His swing has changed, thanks in part to work with new coach Mark Blackburn. His preparation has changed.
“There’s no more going out there at 9 in the morning and swinging 120,” he said. “It’s the rehab process of getting there early, doing your stuff and getting ready to go.”
The golf world has changed, too. Berger is hardly Rip Van Winkle waking up from a two-year nap; he’s well aware what’s going on in the golf world. His playing partner in the final round of the 2022 Memorial was Cameron Smith. Zalatoris’ playing partner was Abraham Ancer. They’ve both left for LIV. Berger is No. 664 in the world. Things are in a different spot now than they were then.
“You come back and I have, really, nothing,” he said. “I was 10 or 12 in the world. [Now] I’m not in any of the majors, not in any of the elevated events, we’ve had all this stuff going on in the golf world. So, really, I’m kind of starting at ground zero trying to work my way back.”
He said Western medicine pushed him in the direction of surgery, but he resisted that option.
“I think if you don’t mess with your body it finds a way to heal itself,” he said. “In the beginning, I was trying all these different things and not knowing which one was helping me and which one was making me worse. So, finally, when I just cut the variables down to one or two, I could find out, ‘okay, this is what made me feel better.’”
There’s no expectation that he’ll be right back where he was. Zalatoris has shown there’s rust to knock off; he finished last at the Hero World Challenge and missed the cut at last week’s Sony Open. Even at home, Berger said, things are different. He references another member of the brotherhood, Florida neighbor Patrick Cantlay. Cantlay finished T3 at that 2022 Memorial, a shot ahead of Berger and Zalatoris, just the latest in a career spent in contention. Cantlay missed multiple years with back problems of his own; he’s a testament that things can get better.

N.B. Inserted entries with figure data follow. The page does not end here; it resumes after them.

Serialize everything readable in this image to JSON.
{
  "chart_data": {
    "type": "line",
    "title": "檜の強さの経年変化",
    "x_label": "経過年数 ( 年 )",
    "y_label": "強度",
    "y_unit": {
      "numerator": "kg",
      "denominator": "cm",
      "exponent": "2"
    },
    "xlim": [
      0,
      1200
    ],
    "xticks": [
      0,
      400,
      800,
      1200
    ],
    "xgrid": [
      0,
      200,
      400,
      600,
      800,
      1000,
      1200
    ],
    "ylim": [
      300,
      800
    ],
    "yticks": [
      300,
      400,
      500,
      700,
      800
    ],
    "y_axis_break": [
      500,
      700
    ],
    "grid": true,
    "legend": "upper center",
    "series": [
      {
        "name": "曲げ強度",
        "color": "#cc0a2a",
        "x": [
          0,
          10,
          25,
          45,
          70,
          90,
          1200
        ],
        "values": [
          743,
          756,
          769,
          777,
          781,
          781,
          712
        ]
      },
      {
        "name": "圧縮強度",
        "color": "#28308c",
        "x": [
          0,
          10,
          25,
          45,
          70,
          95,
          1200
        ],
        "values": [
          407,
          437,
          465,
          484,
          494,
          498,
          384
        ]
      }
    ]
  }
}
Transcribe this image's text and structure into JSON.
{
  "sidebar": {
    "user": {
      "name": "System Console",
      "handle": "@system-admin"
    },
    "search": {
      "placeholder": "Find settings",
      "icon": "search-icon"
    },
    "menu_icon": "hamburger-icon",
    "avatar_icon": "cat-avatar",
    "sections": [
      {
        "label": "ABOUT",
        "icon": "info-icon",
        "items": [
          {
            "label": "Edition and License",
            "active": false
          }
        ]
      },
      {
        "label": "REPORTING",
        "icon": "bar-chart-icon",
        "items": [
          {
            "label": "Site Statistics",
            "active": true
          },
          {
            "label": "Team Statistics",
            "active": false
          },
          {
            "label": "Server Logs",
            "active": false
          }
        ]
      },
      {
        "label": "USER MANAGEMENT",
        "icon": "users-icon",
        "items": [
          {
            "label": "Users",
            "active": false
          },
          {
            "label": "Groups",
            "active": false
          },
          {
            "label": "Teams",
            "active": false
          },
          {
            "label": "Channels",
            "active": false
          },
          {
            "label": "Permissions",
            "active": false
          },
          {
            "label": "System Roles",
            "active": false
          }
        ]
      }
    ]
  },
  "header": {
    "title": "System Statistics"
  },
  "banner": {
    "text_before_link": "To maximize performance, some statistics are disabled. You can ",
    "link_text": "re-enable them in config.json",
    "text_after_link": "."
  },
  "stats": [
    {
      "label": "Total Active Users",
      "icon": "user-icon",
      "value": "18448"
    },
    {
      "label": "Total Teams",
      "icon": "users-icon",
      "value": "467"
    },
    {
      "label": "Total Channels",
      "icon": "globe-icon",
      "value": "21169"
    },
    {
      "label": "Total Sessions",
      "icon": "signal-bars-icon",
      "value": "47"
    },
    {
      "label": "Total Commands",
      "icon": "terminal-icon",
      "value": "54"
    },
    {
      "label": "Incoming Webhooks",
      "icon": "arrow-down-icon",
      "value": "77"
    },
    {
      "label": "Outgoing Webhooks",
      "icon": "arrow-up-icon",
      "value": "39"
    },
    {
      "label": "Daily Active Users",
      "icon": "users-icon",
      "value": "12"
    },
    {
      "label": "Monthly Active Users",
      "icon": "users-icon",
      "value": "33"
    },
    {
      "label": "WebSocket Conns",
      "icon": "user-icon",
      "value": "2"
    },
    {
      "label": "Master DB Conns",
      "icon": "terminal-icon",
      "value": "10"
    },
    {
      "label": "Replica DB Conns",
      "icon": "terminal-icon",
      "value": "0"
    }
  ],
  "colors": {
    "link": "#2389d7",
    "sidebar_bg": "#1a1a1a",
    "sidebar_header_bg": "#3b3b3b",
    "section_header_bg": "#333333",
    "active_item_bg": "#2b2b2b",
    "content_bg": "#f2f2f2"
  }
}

“I used to joke with Pat, because we play a lot at home, and I would say, ‘you wanna play at 8 a.m.?’ And he’s like, ‘absolutely not.’ Now I understand where he’s coming from, because if you’re playing at 9, it’s a 5 a.m. start,” Berger said. “So, it’s just, everything’s changed a little bit, but it’s well worth going through the extra effort to be able to come out here and do what I love.”
Daniel Berger’s back. So far, so good.